A: Smith t-score and p-value

Code 
smith_t_stat<-(smith_sample_mean-null_hyp)/smith_se
smith_t_stat
[1] 1.97
Code 
smith_p_value<- pt(smith_t_stat, df=999, lower.tail = FALSE)*2
smith_p_value
[1] 0.04911426

B

Using α = 0.05, for each study indicate whether the result is “statistically significant.”

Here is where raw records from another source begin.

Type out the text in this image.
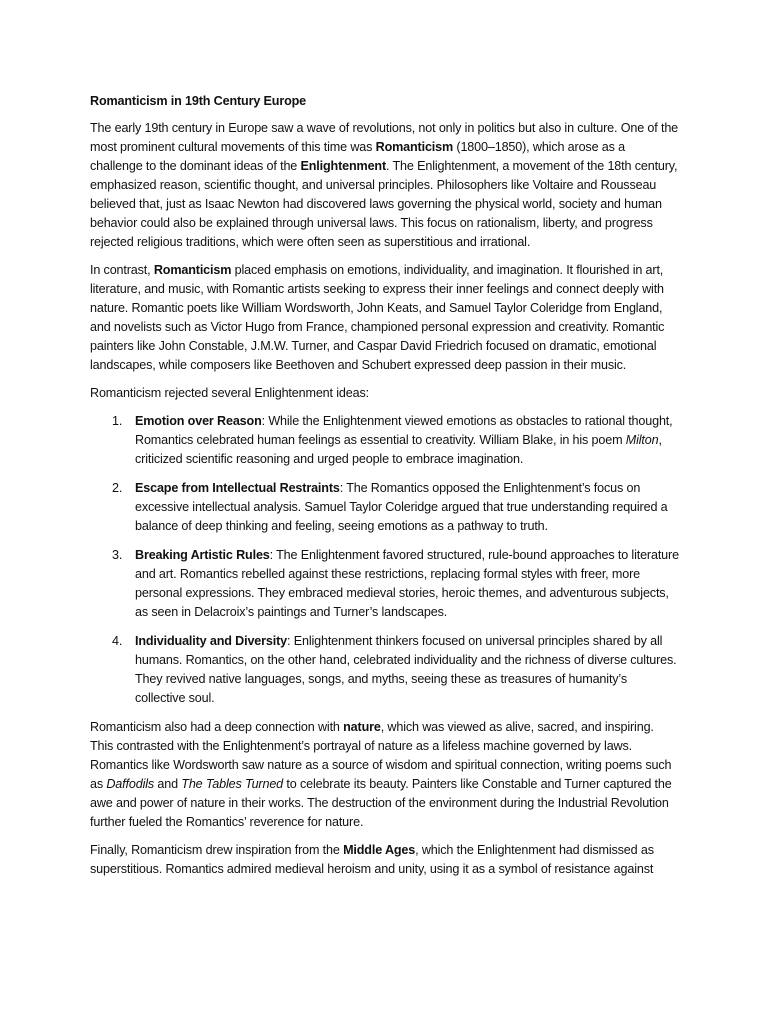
Romanticism in 19th Century Europe

The early 19th century in Europe saw a wave of revolutions, not only in politics but also in culture. One of the most prominent cultural movements of this time was Romanticism (1800–1850), which arose as a challenge to the dominant ideas of the Enlightenment. The Enlightenment, a movement of the 18th century, emphasized reason, scientific thought, and universal principles. Philosophers like Voltaire and Rousseau believed that, just as Isaac Newton had discovered laws governing the physical world, society and human behavior could also be explained through universal laws. This focus on rationalism, liberty, and progress rejected religious traditions, which were often seen as superstitious and irrational.

In contrast, Romanticism placed emphasis on emotions, individuality, and imagination. It flourished in art, literature, and music, with Romantic artists seeking to express their inner feelings and connect deeply with nature. Romantic poets like William Wordsworth, John Keats, and Samuel Taylor Coleridge from England, and novelists such as Victor Hugo from France, championed personal expression and creativity. Romantic painters like John Constable, J.M.W. Turner, and Caspar David Friedrich focused on dramatic, emotional landscapes, while composers like Beethoven and Schubert expressed deep passion in their music.

Romanticism rejected several Enlightenment ideas:

1. Emotion over Reason: While the Enlightenment viewed emotions as obstacles to rational thought, Romantics celebrated human feelings as essential to creativity. William Blake, in his poem Milton, criticized scientific reasoning and urged people to embrace imagination.
2. Escape from Intellectual Restraints: The Romantics opposed the Enlightenment’s focus on excessive intellectual analysis. Samuel Taylor Coleridge argued that true understanding required a balance of deep thinking and feeling, seeing emotions as a pathway to truth.
3. Breaking Artistic Rules: The Enlightenment favored structured, rule-bound approaches to literature and art. Romantics rebelled against these restrictions, replacing formal styles with freer, more personal expressions. They embraced medieval stories, heroic themes, and adventurous subjects, as seen in Delacroix’s paintings and Turner’s landscapes.
4. Individuality and Diversity: Enlightenment thinkers focused on universal principles shared by all humans. Romantics, on the other hand, celebrated individuality and the richness of diverse cultures. They revived native languages, songs, and myths, seeing these as treasures of humanity’s collective soul.

Romanticism also had a deep connection with nature, which was viewed as alive, sacred, and inspiring. This contrasted with the Enlightenment’s portrayal of nature as a lifeless machine governed by laws. Romantics like Wordsworth saw nature as a source of wisdom and spiritual connection, writing poems such as Daffodils and The Tables Turned to celebrate its beauty. Painters like Constable and Turner captured the awe and power of nature in their works. The destruction of the environment during the Industrial Revolution further fueled the Romantics’ reverence for nature.

Finally, Romanticism drew inspiration from the Middle Ages, which the Enlightenment had dismissed as superstitious. Romantics admired medieval heroism and unity, using it as a symbol of resistance against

The results are “statistically significant when the p-value is smaller than the 0.05. Jones p-value is 0.051 which is greater than the 0.05 significance level which means it is not statistically significant and we cannot reject the null hypothesis. Smith’s p-value is 0.49 which is smaller than the significance level which means it is statistically significant and that we can reject the null hypothesis in favor of the alternative hypothesis.

C

“P ≤ 0.05” versus “P > 0.05,” or as “reject H0” versus “Do not reject H0 ,” is a misleading statement without providing the p-values because it makes it seem that there is a drastic difference between Jones and Smith that caused one hypothesis to be statistically significant and the other one not to be. However, when looking at the actual p-value it can be noted that there is a very small difference between the values.

Question 6

Code 
gas_taxes <- c(51.27, 47.43, 38.89, 41.95, 28.61, 41.29, 52.19, 49.48, 35.02, 48.13, 39.28, 54.41, 41.66, 30.28, 18.49, 38.72, 33.41, 45.02)
Code 
t.test(gas_taxes, mu=45, alternative = 'less')

    One Sample t-test

data:  gas_taxes
t = -1.8857, df = 17, p-value = 0.03827
alternative hypothesis: true mean is less than 45
95 percent confidence interval:
     -Inf 44.67946
sample estimates:
mean of x 
 40.86278

Is there enough evidence to conclude at a 95% confidence level that the average tax per gallon of gas in the US in 2005 was less than 45 cents?

At the 95% confidence level the p-value is 0.03 which is less than the 5% significance level. This proves that we can reject the null hypothesis and that the average tax per gallon of gas in the US in 2005 was less than 45 cents.